In Silico Approaches for the Identification of Aptamer Binding Interactions to Leptospira spp. Cell Surface Proteins.

Aptamers are nucleic acids that can bind with high affinity and specificity to a range of target molecules. However, their functionality relies on their secondary and tertiary structures such that the combination of nucleotides determines their three-dimensional conformation. In this study, the binding mechanisms of candidate aptamers and their interactions with selected target proteins found in the cell surface of Leptospira were predicted to select high-affinity aptamers. Four aptamers were evaluated through molecular modeling and docking using available software and web-based tools, following the workflow previously designed for in silico evaluation of DNA aptamers. The most predominant and highly conserved surface-exposed proteins among pathogenic Leptospira species were used as aptamer targets. The highest number of interactions was seen in aptamers AP5 and AP1. Hydrogen bonds, along with a few hydrophobic interactions, occur in most aptamer-protein complexes. Further analysis revealed serine, threonine, glutamine, and lysine as main protein residues. H-bond interactions occur mostly with polar amino acids, as reflected in the predicted interaction profiles of aptamer-protein complexes. In silico strategies allowed the identification of key residues crucial in aptamer-target interaction during aptamer screening. Such information can be used in aptamer modification for improved binding affinity and accuracy for diagnostics application.

Application of simplified MLST scheme for direct typing of clinical samples from human leptospirosis cases in a tertiary hospital in the Philippines.

Despite the major threat of leptospirosis to public health in the Philippines, its epidemiologic data remain scarce. Multilocus sequence typing (MLST) is a method often used for identification of circulating Leptospira species and disease surveillance. Unfortunately, molecular typing of Leptospira isolates is not routinely done in most hospital settings. A simplified MLST scheme targeting three loci (adk, lipL41, mreA) was performed for rapid direct typing of Leptospira in clinical specimens. Blood samples from suspected or clinically diagnosed cases (n = 50) were initially screened via polymerase chain reaction (PCR) targeting 23S rRNA, 16S rRNA (rrs2), and lipL32 genes. From the nine positives, seven had interpretable data from MLST. Allelic profiles identified L. interrogans in all positive samples. Six were assigned to ST12 of serovar Manilae (serogroup Pyrogenes) while one sample cannot be clearly differentiated between two serovars/serogroups, Bataviae/Losbanos (serogroup Bataviae) or Australis (serogroup Australis), indicating possibility of a new ST. Phylogenetic analysis confirmed that the application of simplified MLST scheme produces consistent results with the seven-loci genetic profile of published Leptospira MLST schemes. Reduced scheme addressed the challenges often encountered in the amplification of full MLST genetic profile of Leptospira. The approach is a potential alternative to serological tests for rapid typing of clinical specimens and can also aid in investigations on disease epidemiology specifically to monitor occurrence, pathogen transmission, host specificity and susceptibility, and other factors that could lead to potential outbreaks.

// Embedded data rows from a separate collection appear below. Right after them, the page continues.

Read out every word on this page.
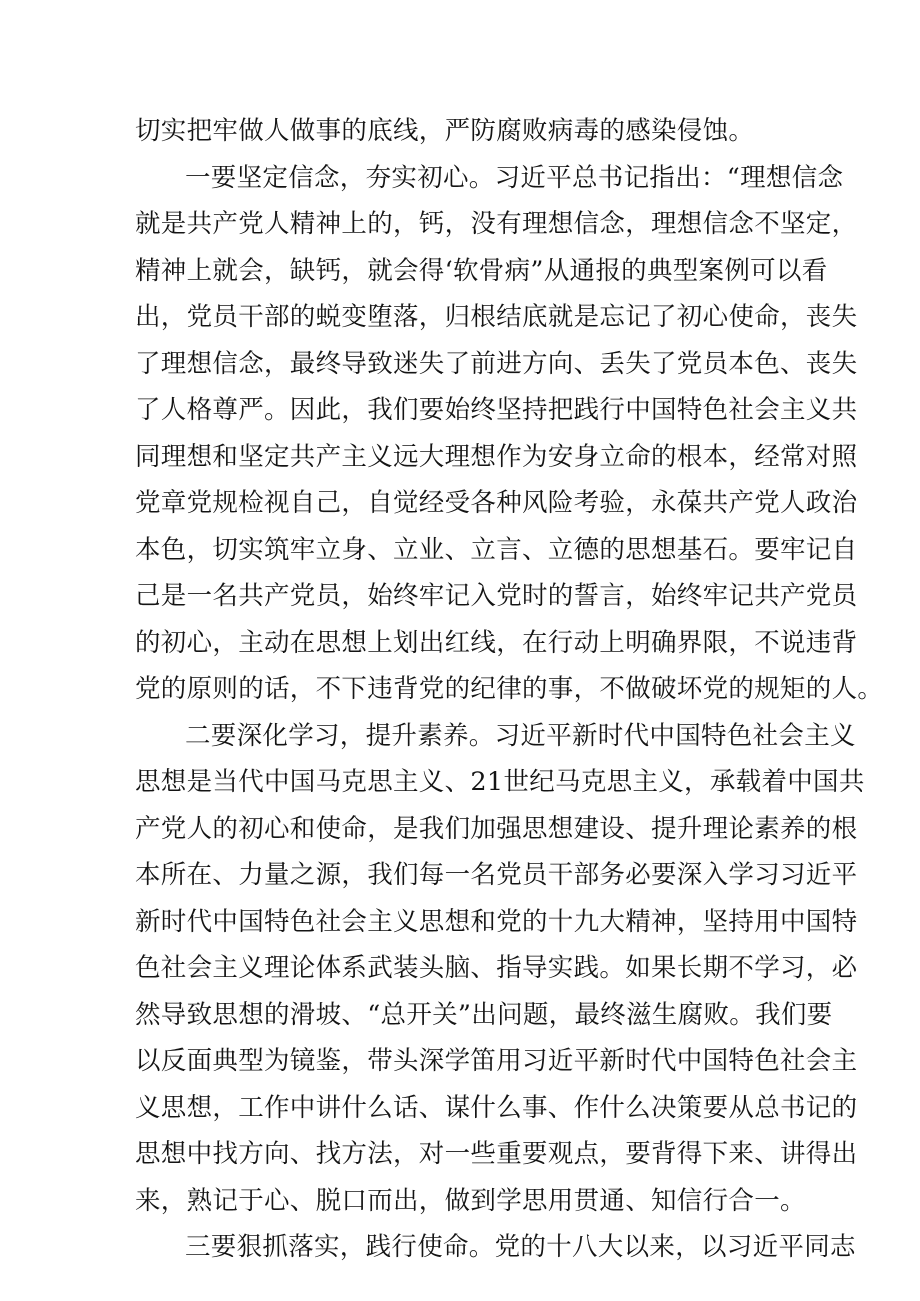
切实把牢做人做事的底线，严防腐败病毒的感染侵蚀。
一要坚定信念，夯实初心。习近平总书记指出：“理想信念
就是共产党人精神上的，钙，没有理想信念，理想信念不坚定，
精神上就会，缺钙，就会得‘软骨病”从通报的典型案例可以看
出，党员干部的蜕变堕落，归根结底就是忘记了初心使命，丧失
了理想信念，最终导致迷失了前进方向、丢失了党员本色、丧失
了人格尊严。因此，我们要始终坚持把践行中国特色社会主义共
同理想和坚定共产主义远大理想作为安身立命的根本，经常对照
党章党规检视自己，自觉经受各种风险考验，永葆共产党人政治
本色，切实筑牢立身、立业、立言、立德的思想基石。要牢记自
己是一名共产党员，始终牢记入党时的誓言，始终牢记共产党员
的初心，主动在思想上划出红线，在行动上明确界限，不说违背
党的原则的话，不下违背党的纪律的事，不做破坏党的规矩的人。
二要深化学习，提升素养。习近平新时代中国特色社会主义
思想是当代中国马克思主义、21世纪马克思主义，承载着中国共
产党人的初心和使命，是我们加强思想建设、提升理论素养的根
本所在、力量之源，我们每一名党员干部务必要深入学习习近平
新时代中国特色社会主义思想和党的十九大精神，坚持用中国特
色社会主义理论体系武装头脑、指导实践。如果长期不学习，必
然导致思想的滑坡、“总开关”出问题，最终滋生腐败。我们要
以反面典型为镜鉴，带头深学笛用习近平新时代中国特色社会主
义思想，工作中讲什么话、谋什么事、作什么决策要从总书记的
思想中找方向、找方法，对一些重要观点，要背得下来、讲得出
来，熟记于心、脱口而出，做到学思用贯通、知信行合一。
三要狠抓落实，践行使命。党的十八大以来，以习近平同志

Identification of Leptospira spp. from environmental sources in areas with high human leptospirosis incidence in the Philippines.

Leptospira is the causative agent of leptospirosis, which is considered an emerging major threat to public health due to its increasing frequency reported worldwide. In the Philippines, the prevalence of the disease continuously rises, particularly in urban areas. Because leptospirosis is commonly transmitted through contact with contaminated environment, water and soil samples were collected in regions in the Philippines where high incidence of human leptospirosis cases was reported recently. Of the 54 samples screened for the presence of Leptospira, 35% were found positive through 23S rRNA gene PCR-based detection. None were found positive when primers targeting lipL32, lipL41, and ompL1 genes were used. Most of these isolates were collected from rural areas. However, 16S rRNA gene sequencing identified all isolates to be L. yanagawae and L. meyeri, which are nonpathogenic. Despite the lack of evidence of the presence of pathogenic species in the environmental sources, the results still suggest that leptospires persist in these areas. These data are crucial for environmental monitoring and identification of contaminated areas where humans may be at risk of infection.